Isso poderia ser aliviado se ao menos o mapa estivesse disponível, mas, ao menos entre os dias 9 e 12 de setembro, estavam esgotados, uma falha no planejamento para a semana de abertura. Tampouco os mediadores estavam devidamente informados sobre obras e artistas. Muitos não sabiam quem eram os autores e autoras dos trabalhos que eles estavam ao lado e tampouco possuíam informações sobre eles. As fichas, quando encontradas, davam apenas dados técnicos, o que, por ser obvio demais, chega a ser irrelevante.

Há informações mais detalhadas em algumas colunas, com textos longos e em formato circular, mas como estão distantes das obras, e aí em excesso, acabam por manter o enigma sobre os trabalhos. Em síntese, há pouca generosidade com o público. 

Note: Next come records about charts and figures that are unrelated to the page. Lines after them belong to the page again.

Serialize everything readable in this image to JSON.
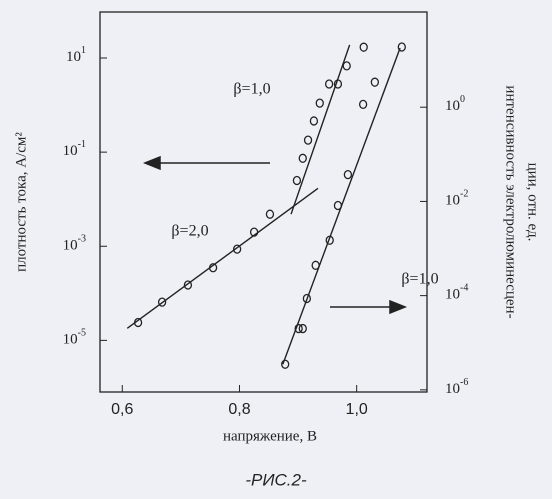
{
  "chart_data": {
    "type": "scatter",
    "xlabel": "напряжение, В",
    "ylabel": "плотность тока, А/см²",
    "y2label": [
      "интенсивность электролюминесцен-",
      "ции, отн. ед."
    ],
    "caption": "-РИС.2-",
    "annotations": [
      "β=1,0",
      "β=2,0",
      "β=1,0"
    ],
    "xlim": [
      0.562,
      1.12
    ],
    "xticks": [
      {
        "value": 0.6,
        "label": "0,6"
      },
      {
        "value": 0.8,
        "label": "0,8"
      },
      {
        "value": 1.0,
        "label": "1,0"
      }
    ],
    "ylog": true,
    "ylim": [
      8e-07,
      95
    ],
    "yticks": [
      {
        "value": 10,
        "label": "10",
        "sup": "1"
      },
      {
        "value": 0.1,
        "label": "10",
        "sup": "-1"
      },
      {
        "value": 0.001,
        "label": "10",
        "sup": "-3"
      },
      {
        "value": 1e-05,
        "label": "10",
        "sup": "-5"
      }
    ],
    "y2lim": [
      9e-07,
      105
    ],
    "y2ticks": [
      {
        "value": 1,
        "label": "10",
        "sup": "0"
      },
      {
        "value": 0.01,
        "label": "10",
        "sup": "-2"
      },
      {
        "value": 0.0001,
        "label": "10",
        "sup": "-4"
      },
      {
        "value": 1e-06,
        "label": "10",
        "sup": "-6"
      }
    ],
    "color": "#222222",
    "series": [
      {
        "mode": "markers",
        "axis": "y",
        "x": [
          0.627,
          0.668,
          0.712,
          0.755,
          0.796,
          0.825,
          0.852,
          0.898,
          0.908,
          0.917,
          0.927,
          0.937,
          0.953,
          0.968,
          0.983,
          1.012
        ],
        "values": [
          2.4e-05,
          6.5e-05,
          0.00015,
          0.00035,
          0.00087,
          0.002,
          0.0048,
          0.025,
          0.074,
          0.18,
          0.46,
          1.1,
          2.8,
          2.8,
          6.8,
          17
        ]
      },
      {
        "mode": "markers",
        "axis": "y2",
        "x": [
          0.878,
          0.901,
          0.908,
          0.915,
          0.93,
          0.954,
          0.968,
          0.985,
          1.011,
          1.031,
          1.077
        ],
        "values": [
          3.5e-06,
          2e-05,
          2e-05,
          8.7e-05,
          0.00044,
          0.0015,
          0.0082,
          0.037,
          1.15,
          3.4,
          19
        ]
      },
      {
        "mode": "line",
        "axis": "y",
        "x": [
          0.6085,
          0.934
        ],
        "values": [
          1.8e-05,
          0.017
        ]
      },
      {
        "mode": "line",
        "axis": "y",
        "x": [
          0.888,
          0.988
        ],
        "values": [
          0.0048,
          19
        ]
      },
      {
        "mode": "line",
        "axis": "y2",
        "x": [
          0.874,
          1.074
        ],
        "values": [
          3.5e-06,
          18
        ]
      }
    ]
  }
}
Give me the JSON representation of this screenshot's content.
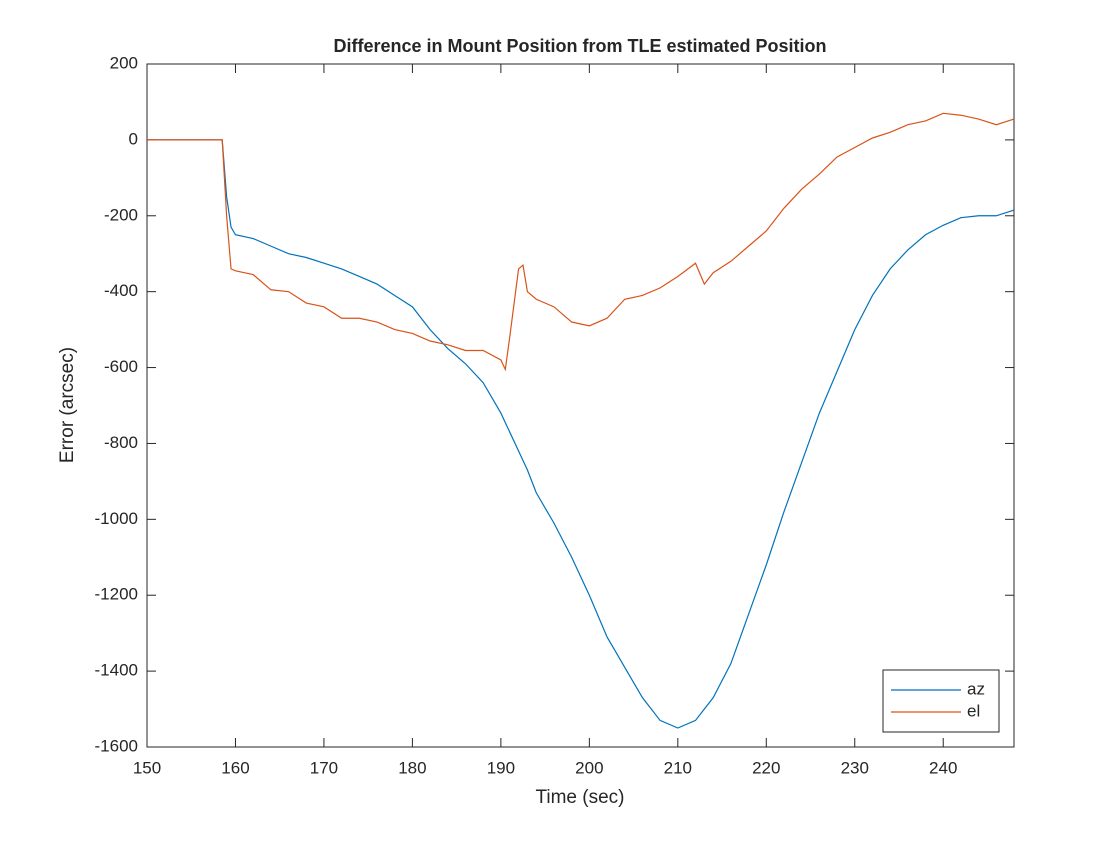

O próprio catálogo, que em edições anteriores costumava ser denso e uma referência teórica, na 36ª  Bienal é como um guia com informações sucintas. Tão sucintas, que sequer alguns artistas aparecem com suas nacionalidades. Um caso exemplar aqui é o da palestina Noor Abed, que não tem sua origem explicitada e, como na página da internet ela foi identificada por ser de Jerusalém, para a artista Graziela Kunsch, em um post nas redes sociais, é uma “violência”.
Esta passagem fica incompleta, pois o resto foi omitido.